Vortrag und Diskussion zur Einführung in die Gesellschaftskritik

Ermittelt gegen die Wirklichkeit: Agent Lemmy Caution.
Ermittelt gegen die Wirklichkeit: Agent Lemmy Caution.
Vor noch nicht einmal einem Jahrhundert schrieb Bertold Brecht, es sei eine Lust unseres Zeitslters, alles so zu begreifen, dass wir eingreifen können. Heute scheint diese Lust an der Gesellschaftskritik den Leuten völlig vergangen zu sein.
Die berechtigte Frage lautet: Wozu soll eine “theoretisch” Gesellschaftskritik zu gebrauchen sein, wenn sie doch keinen Misstand aus der Welt schafft. Weder die löhne erhöht, noch den regenwald rettet? Haben die SPD, die Grünen, Greenpeace und tausend andere initiativen nicht bewiesen, dass es “mehr bringt” “konkret” was für die Leute und die Umwelt zu tun, als sich über Zettelbergen und staubigen Büchern den Kopf über Gott und die Welt zu zerbrechen?
Unsere Antwort heißt nein! Nicht weil staubige Bücher dafür sorgen, dass man akademisch daher quatschen kann und belesene Leute bessere Menschen sind, sondern weil eine kritische Theorie der Gesellschaft der einzig durchdachte ausdruck der Wut über die Verhältnisse ist.

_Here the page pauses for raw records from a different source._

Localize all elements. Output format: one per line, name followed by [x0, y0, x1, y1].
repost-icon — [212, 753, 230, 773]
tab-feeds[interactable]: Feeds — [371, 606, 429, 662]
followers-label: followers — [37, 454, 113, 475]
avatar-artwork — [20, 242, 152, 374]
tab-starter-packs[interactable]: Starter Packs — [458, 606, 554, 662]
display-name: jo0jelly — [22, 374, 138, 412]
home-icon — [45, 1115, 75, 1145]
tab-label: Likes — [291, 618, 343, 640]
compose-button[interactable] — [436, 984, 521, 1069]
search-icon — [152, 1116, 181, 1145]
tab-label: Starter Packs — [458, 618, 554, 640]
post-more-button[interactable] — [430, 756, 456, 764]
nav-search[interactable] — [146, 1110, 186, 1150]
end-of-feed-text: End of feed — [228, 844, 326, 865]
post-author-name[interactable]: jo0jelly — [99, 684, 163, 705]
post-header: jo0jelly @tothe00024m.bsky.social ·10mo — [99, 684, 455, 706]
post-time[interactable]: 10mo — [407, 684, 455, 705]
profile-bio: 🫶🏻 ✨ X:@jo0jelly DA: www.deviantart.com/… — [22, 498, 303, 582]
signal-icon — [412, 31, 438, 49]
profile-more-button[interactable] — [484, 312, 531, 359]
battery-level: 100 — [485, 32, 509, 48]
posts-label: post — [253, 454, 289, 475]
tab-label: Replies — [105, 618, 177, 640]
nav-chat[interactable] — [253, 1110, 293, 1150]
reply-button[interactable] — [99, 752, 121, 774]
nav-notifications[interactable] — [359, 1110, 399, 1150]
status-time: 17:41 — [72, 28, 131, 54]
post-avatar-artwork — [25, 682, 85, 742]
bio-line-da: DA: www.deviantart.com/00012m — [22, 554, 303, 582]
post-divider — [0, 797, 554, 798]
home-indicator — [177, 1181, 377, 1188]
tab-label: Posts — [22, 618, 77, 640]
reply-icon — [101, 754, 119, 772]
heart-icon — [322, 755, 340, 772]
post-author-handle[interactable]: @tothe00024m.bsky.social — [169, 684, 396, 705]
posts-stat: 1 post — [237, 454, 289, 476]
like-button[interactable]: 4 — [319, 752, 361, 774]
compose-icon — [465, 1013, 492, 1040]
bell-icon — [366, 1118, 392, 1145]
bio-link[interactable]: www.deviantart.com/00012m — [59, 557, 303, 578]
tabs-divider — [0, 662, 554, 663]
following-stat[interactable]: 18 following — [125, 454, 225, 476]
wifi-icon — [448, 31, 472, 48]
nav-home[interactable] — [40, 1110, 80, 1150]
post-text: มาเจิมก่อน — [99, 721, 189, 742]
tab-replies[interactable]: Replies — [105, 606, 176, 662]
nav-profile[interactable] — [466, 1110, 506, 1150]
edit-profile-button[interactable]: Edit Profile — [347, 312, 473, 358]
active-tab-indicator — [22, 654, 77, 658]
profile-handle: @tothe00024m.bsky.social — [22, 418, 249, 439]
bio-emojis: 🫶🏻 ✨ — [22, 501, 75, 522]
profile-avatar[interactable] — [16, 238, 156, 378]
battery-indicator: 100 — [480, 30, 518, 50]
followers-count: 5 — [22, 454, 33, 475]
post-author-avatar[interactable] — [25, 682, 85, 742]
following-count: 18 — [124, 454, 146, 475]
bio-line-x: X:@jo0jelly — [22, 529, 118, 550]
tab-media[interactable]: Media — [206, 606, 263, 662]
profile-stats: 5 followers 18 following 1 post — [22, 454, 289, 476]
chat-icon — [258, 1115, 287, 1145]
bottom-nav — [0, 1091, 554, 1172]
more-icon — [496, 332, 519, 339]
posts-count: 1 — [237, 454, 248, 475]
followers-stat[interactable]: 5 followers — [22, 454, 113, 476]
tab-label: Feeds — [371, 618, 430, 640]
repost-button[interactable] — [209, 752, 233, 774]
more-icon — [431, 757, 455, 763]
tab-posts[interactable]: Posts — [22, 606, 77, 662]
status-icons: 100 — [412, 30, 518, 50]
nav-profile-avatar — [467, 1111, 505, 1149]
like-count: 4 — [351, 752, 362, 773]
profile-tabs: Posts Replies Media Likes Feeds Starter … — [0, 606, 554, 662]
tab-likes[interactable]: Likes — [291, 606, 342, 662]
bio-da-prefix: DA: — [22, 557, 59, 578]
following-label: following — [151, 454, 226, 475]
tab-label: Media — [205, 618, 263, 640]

Die Verzweiflung und Wut, die ensteht, wenn man an einem schönen Sommertag in der Schule und Uni oder auf Arbeit einen Blick aus den Fenster wirft; der Ärger, der entsteht über das nächste Ding, das man möchte und doch nicht bezahlen kann, die Trauer und Angst über die schlechte Note in Schule oder Uni und tausend andere Dinge, die unseren leben so schwer machen, uns jeden Tag soviel Ärger und Leid bereiten, dass wir wohl depressiv darüber würden, lässt sich nur in ein Kritik der ganzen Gesellschaft formulieren.
Das soll im Workshop vorgetragen und diskutiert werden.

Wann? Samstag 19.06., 18.00 Uhr.
Wo? Magdeburger Allee 46, auf Höhe der Lutherkirche.